To keep the accesses to memory aligned the compiler is adding padding if you pack the structure it will no add the padding.

Char are by definition a byte. ints are 4 bytes on a 32 bit system. And the struct is being padded the extra 4.

See http://en.wikipedia.org/wiki/Data_structure_alignment#Typical_alignment_of_C_structs_on_x86 for some explanation of padding

The alignment and total size of the struct are platform and compiler specific. You cannot not expect straightforward and predictable answers here. Compiler can always have some special idea. For example:

struct B
{
    unsigned b0: 1;    // +1 bit
    unsigned char c;  // +8 bits
    unsigned b1: 1;    // +1 bit
};

Compiler can merge fields b0 and b1 into one integer and may not. It is up to compiler. Some compilers have command line keys that control this, some compilers not. Other example:

struct B
{
    unsigned short c, d, e;
};

It is up to compiler to pack/not pack the fields of this struct (asuming 32 bit platform). Layout of the struct can differ between DEBUG and RELEASE builds.

I would recommend using only the following pattern:

struct B
{
    unsigned b0: 1;
    unsigned b1: 7;
    unsigned b2: 2;
};

When you have sequence of bit fields that share the same type, compiler will put them into one int. Otherwise various aspects can kick in. Also take into account that in a big project you write piece of code and somebody else will write and rewrite the makefile; move your code from one dll into another. At this point compiler flags will be set and changed. 99% chance that those people will have no idea of alignment requirements for your struct. They will not even open your file ever.
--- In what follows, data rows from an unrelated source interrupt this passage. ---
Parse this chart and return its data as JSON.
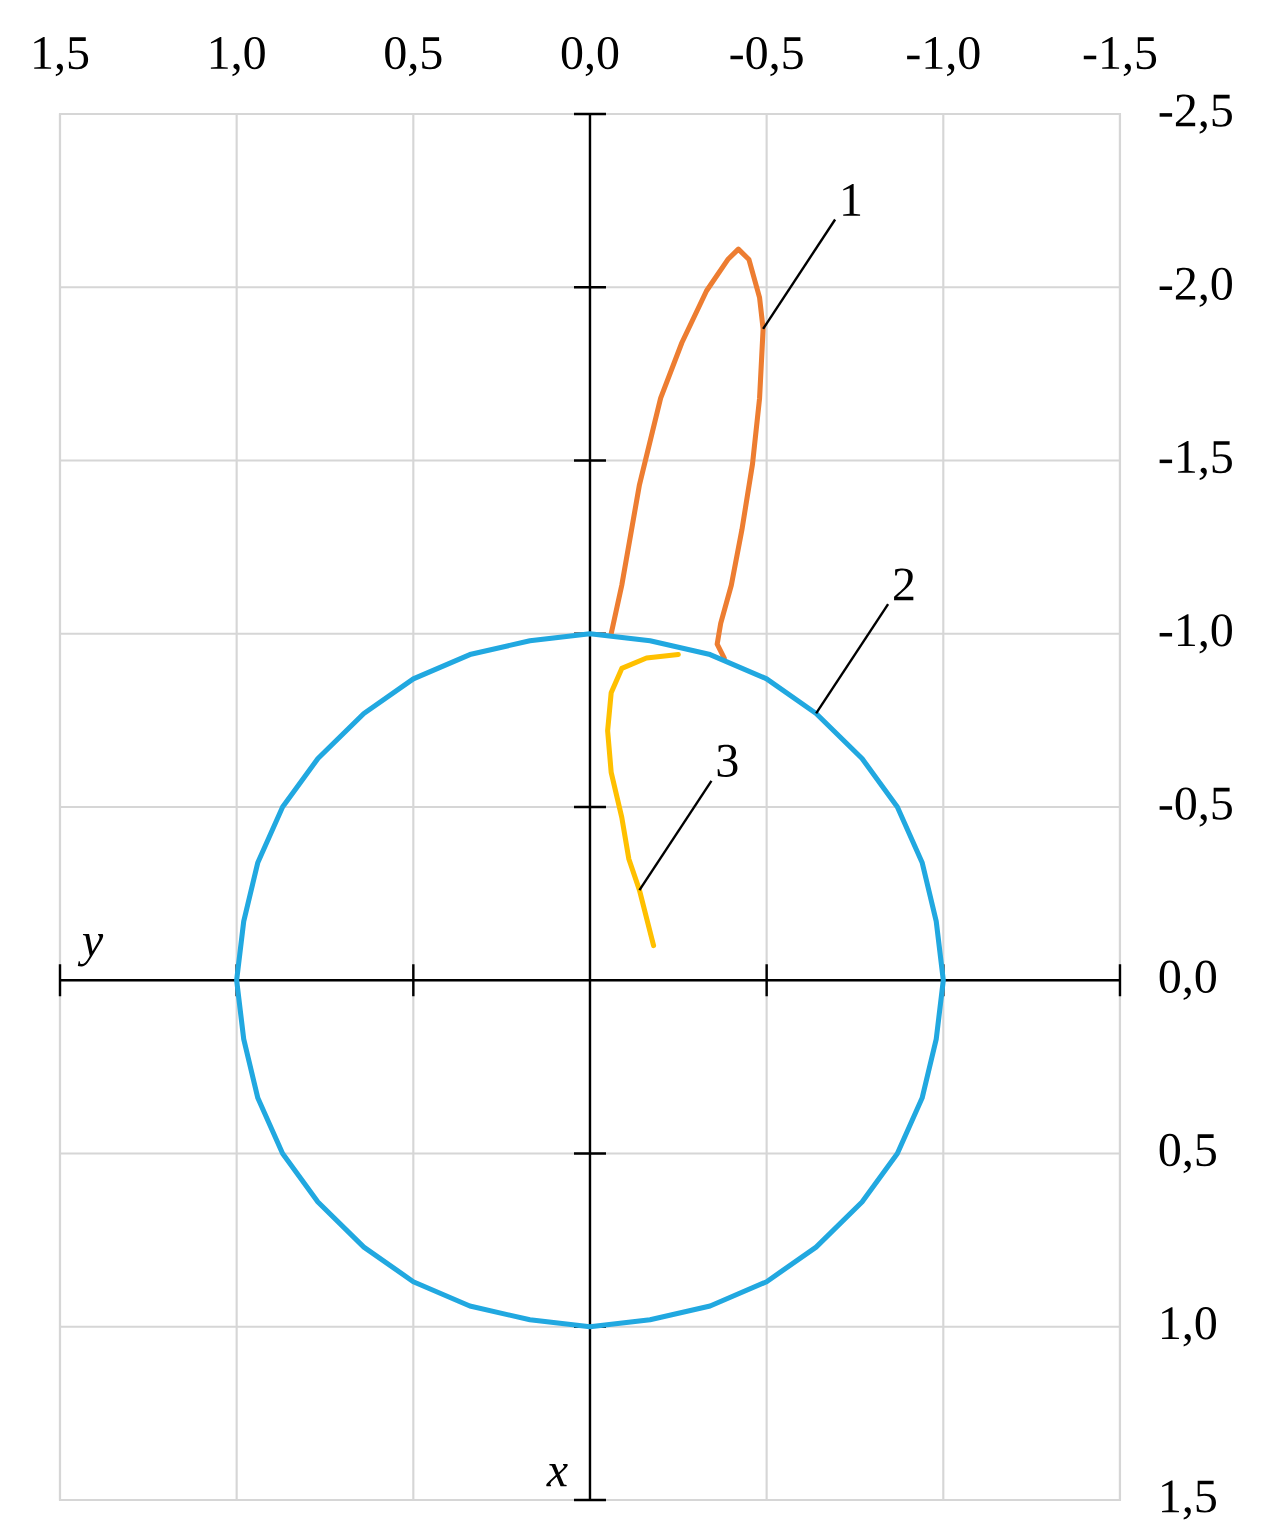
{
  "chart_data": {
    "type": "line",
    "xlabel": "y",
    "ylabel": "x",
    "xlim": [
      1.5,
      -1.5
    ],
    "ylim": [
      1.5,
      -2.5
    ],
    "xticks": [
      {
        "value": 1.5,
        "label": "1,5"
      },
      {
        "value": 1.0,
        "label": "1,0"
      },
      {
        "value": 0.5,
        "label": "0,5"
      },
      {
        "value": 0,
        "label": "0,0"
      },
      {
        "value": -0.5,
        "label": "-0,5"
      },
      {
        "value": -1.0,
        "label": "-1,0"
      },
      {
        "value": -1.5,
        "label": "-1,5"
      }
    ],
    "yticks": [
      {
        "value": -2.5,
        "label": "-2,5"
      },
      {
        "value": -2.0,
        "label": "-2,0"
      },
      {
        "value": -1.5,
        "label": "-1,5"
      },
      {
        "value": -1.0,
        "label": "-1,0"
      },
      {
        "value": -0.5,
        "label": "-0,5"
      },
      {
        "value": 0,
        "label": "0,0"
      },
      {
        "value": 0.5,
        "label": "0,5"
      },
      {
        "value": 1.0,
        "label": "1,0"
      },
      {
        "value": 1.5,
        "label": "1,5"
      }
    ],
    "grid": true,
    "marker": "none",
    "line_style": "solid",
    "series": [
      {
        "color": "#ed7d31",
        "x": [
          -0.06,
          -0.09,
          -0.14,
          -0.2,
          -0.26,
          -0.33,
          -0.39,
          -0.42,
          -0.45,
          -0.48,
          -0.49,
          -0.48,
          -0.46,
          -0.43,
          -0.4,
          -0.37,
          -0.36,
          -0.38
        ],
        "values": [
          -1.0,
          -1.14,
          -1.43,
          -1.68,
          -1.84,
          -1.99,
          -2.08,
          -2.11,
          -2.08,
          -1.97,
          -1.88,
          -1.68,
          -1.49,
          -1.3,
          -1.14,
          -1.03,
          -0.97,
          -0.93
        ]
      },
      {
        "color": "#21a8e0",
        "x": [
          1,
          0.98,
          0.94,
          0.87,
          0.77,
          0.64,
          0.5,
          0.34,
          0.17,
          0,
          -0.17,
          -0.34,
          -0.5,
          -0.64,
          -0.77,
          -0.87,
          -0.94,
          -0.98,
          -1,
          -0.98,
          -0.94,
          -0.87,
          -0.77,
          -0.64,
          -0.5,
          -0.34,
          -0.17,
          0,
          0.17,
          0.34,
          0.5,
          0.64,
          0.77,
          0.87,
          0.94,
          0.98,
          1,
          0.98
        ],
        "values": [
          0,
          0.17,
          0.34,
          0.5,
          0.64,
          0.77,
          0.87,
          0.94,
          0.98,
          1,
          0.98,
          0.94,
          0.87,
          0.77,
          0.64,
          0.5,
          0.34,
          0.17,
          0,
          -0.17,
          -0.34,
          -0.5,
          -0.64,
          -0.77,
          -0.87,
          -0.94,
          -0.98,
          -1,
          -0.98,
          -0.94,
          -0.87,
          -0.77,
          -0.64,
          -0.5,
          -0.34,
          -0.17,
          0,
          0.17
        ]
      },
      {
        "color": "#ffc000",
        "x": [
          -0.25,
          -0.16,
          -0.09,
          -0.06,
          -0.05,
          -0.06,
          -0.09,
          -0.11,
          -0.14,
          -0.18
        ],
        "values": [
          -0.94,
          -0.93,
          -0.9,
          -0.83,
          -0.72,
          -0.6,
          -0.47,
          -0.35,
          -0.26,
          -0.1
        ]
      }
    ],
    "annotations": [
      {
        "text": "1",
        "x": -0.49,
        "y": -1.88
      },
      {
        "text": "2",
        "x": -0.64,
        "y": -0.77
      },
      {
        "text": "3",
        "x": -0.14,
        "y": -0.26
      }
    ]
  }
}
You can check the layout of the struct by using offsetof, but it will be something along the lines of:

struct B
{
    unsigned char c;  // +8 bits
    unsigned char pad[3]; //padding
    unsigned int bint; //your b:1 will be the first byte of this one
} b;

Now, it is obvious that (in a 32-bit arch.) the sizeof(b) will be 8, isn't it?

The question is, why 3 bytes of padding, and not more or less?

The answer is that the offset of a field into a struct has the same alignment requirements as the type of the field itself. In your architecture, integers are 4-byte-aligned, so offsetof(b, bint) must be multiple of 4. It cannot be 0, because there is the c before, so it will be 4. If field bint starts at offset 4 and is 4 bytes long, then the size of the struct is 8.

Another way to look at it is that the alignment requirement of a struct is the biggest of any of its fields, so this B will be 4-byte-aligned (as it is your bit field). But the size of a type must be a multiple of the alignment, 4 is not enough, so it will be 8.

I think you're seeing an alignment effect here.

Many architectures require integers to be stored at addresses in memory that are multiple of the word size.

This is why the char in your third struct is being padded with three more bytes, so that the following unsigned integer starts at an address that is a multiple of the word size.

I took another look at this and here's what I found.

1. From the C book, "Almost everything about fields is implementation-dependant."
2. On my machine:

 struct B {
    unsigned c: 8;
    unsigned b: 1;
}b;
printf("%lu\n", sizeof(b));

print 4 which is a short;

You were mixing bit fields with regular struct elements.

BTW, a bit fields is defined as: "a set of adjacent bits within a sindle implementation-defined storage unit" So, I'm not even sure that the ':8' does what you want. That would seem to not be in the spirit of bit fields (as it's not a bit any more)